= Saeed Zahedi =

British-Iranian engineer

Sir Mir Saeed Zahedi, (born 23 May 1957) is a British-Iranian biomedical engineer and innovator who is the Technical Director at Chas A Blatchford & Sons. He was named Royal Designer for Industry in 2014, and in 2016 he appeared on Debrett's 500 List, which recognises Britain's 500 most influential individuals. He was knighted "for services to Engineering and Innovation" in 2017.

== Early life and education ==
Zahedi was born on 23 May 1957 in Tehran, Iran. He moved to the UK as a teenager to attend school in Sloane Square. He studied mechanical engineering at the Polytechnic of Central London, graduating with a Bachelor of Science (BSc) degree. He undertook postgraduate studies in biomedical engineering at the University of Strathclyde. His doctoral thesis was titled "The study of alignment of lower limb prostheses" and was completed in 2007.

== Career ==
Having previously worked as a research assistant at the University of Strathclyde, Zahedi was employed as a medical physicist in charge of a prosthetic clinic in the National Health Service (NHS) during his early career. In 1988, Zahedi began working at Chas A Blatchford & Sons as a project manager. He became Head of Technology at PDD (Pankhurst Design and Development Group Ltd) in 1999.
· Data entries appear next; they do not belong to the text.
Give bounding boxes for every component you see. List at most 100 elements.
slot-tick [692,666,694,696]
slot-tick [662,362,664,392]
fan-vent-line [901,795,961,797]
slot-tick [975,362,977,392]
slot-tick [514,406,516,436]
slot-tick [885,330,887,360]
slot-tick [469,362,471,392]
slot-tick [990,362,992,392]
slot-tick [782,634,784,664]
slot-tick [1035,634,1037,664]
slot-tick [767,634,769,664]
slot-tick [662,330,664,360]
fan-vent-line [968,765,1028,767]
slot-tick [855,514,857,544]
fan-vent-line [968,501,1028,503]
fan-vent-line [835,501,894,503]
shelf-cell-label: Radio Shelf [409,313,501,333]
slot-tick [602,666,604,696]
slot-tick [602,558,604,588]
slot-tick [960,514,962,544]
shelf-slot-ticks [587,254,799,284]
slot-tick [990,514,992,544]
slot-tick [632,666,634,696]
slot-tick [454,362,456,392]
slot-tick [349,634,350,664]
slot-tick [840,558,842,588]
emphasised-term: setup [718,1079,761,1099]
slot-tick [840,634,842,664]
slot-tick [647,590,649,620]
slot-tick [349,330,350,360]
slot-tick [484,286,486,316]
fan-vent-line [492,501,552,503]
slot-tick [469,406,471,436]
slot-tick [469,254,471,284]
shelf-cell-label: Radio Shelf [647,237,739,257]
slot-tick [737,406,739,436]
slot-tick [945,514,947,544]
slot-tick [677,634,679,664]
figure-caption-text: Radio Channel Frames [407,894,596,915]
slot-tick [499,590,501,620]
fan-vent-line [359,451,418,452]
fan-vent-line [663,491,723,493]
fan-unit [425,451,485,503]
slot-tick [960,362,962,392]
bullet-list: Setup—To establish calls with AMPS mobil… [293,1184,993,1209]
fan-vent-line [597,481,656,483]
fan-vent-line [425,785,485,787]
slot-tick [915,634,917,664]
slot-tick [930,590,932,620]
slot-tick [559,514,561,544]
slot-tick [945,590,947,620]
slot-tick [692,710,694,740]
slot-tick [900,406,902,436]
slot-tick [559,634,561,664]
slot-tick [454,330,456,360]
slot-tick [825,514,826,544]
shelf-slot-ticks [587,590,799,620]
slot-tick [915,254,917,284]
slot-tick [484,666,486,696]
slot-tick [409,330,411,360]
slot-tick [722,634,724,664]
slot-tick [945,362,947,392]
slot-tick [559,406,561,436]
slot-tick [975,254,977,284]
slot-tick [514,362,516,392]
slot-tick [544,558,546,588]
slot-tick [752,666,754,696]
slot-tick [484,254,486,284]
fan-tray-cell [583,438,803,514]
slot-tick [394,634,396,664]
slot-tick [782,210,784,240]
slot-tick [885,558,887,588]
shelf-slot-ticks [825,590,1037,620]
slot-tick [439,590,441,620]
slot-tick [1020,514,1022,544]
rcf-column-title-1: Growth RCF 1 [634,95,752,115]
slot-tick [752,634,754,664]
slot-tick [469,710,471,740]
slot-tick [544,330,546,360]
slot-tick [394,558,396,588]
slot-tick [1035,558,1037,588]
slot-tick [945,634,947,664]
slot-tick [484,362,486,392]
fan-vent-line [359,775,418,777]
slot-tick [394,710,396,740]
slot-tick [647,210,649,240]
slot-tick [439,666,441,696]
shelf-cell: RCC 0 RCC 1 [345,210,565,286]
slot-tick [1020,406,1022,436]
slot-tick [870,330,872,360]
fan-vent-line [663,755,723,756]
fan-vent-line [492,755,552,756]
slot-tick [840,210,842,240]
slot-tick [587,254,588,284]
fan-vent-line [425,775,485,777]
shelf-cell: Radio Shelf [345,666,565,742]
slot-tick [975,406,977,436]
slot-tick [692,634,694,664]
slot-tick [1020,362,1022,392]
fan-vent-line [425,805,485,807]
In 2003, Zahedi returned to Chas A Blatchford & Sons in the research and development unit and was later appointed Technical Director in 2006. He is a visiting professor at Bournemouth University's Design Simulation Research Centre and previously, the University of Surrey.

Zahedi led the team at Blatchford that developed the Linx, the first microprocessor-controlled lower limb prosthetic where the foot and knee continuously ‘talk’ to each other. With its combination of new materials, microprocessor controls and understanding of how people walk, Linx won the 2016 MacRobert Award. This system uses a network of sensors across the knee and foot to collect data on the user's activity which is subsequently used to adapt to the specific movements of the user and their respective environment. In August 2016, he answered questions in an AMA (Ask Me Anything) session on Reddit's IAmA subreddit.

== Honours and awards ==
Zahedi is the author of over 125 publications related to prosthesis research and has patented over 35 inventions. In 2011 he was nominated for the Prince Philip Designers Prize for which he received a Special Commendation. In 2013 he received the Royal Designer for Industry (RDI) award for engineering design.

He and his team were finalists in the 2010 MacRobert Award for work on the Echelon hydraulic ankle-foot, the world's first self-aligning prosthesis. Along with four colleagues, Zahedi won the 2016 MacRobert Award for their development of Linx.

Zahedi is a member of ISO, CEN and IEC Working Groups. He has won 5 BLESMA awards, IMechE Special Needs, and ISPO Forchheimer in 1989, for his PhD work conducted at Strathclyde University.

In the 2000 New Year Honours, Zahedi was awarded an OBE for "services to the Prosthetics Industry". In 2017, during the ISPO World Congress in Cape Town, Zahedi delivered one of the three keynote speeches to the 2,000 participants.

Zahedi received a knighthood in the Queen's Birthday Honours 2017 "for services to Engineering and Innovation".

In 2019 Zahedi was made an Honorary Fellow of the IMechE to recognise his outstanding contribution to innovation and engineering in the field of rehabilitation.

Zahedi served as Chair of the ISPO Scientific Committee from 2020 to 2022 and currently sits on the committee as the Past-Chair, remaining actively involved in the ISPO UK Committee as well as the wider activities of ISPO International.

== Personal life ==
Zahedi married Shirin Zahedi (née Sadeghian) in 1988. The couple has two children. He resides in London.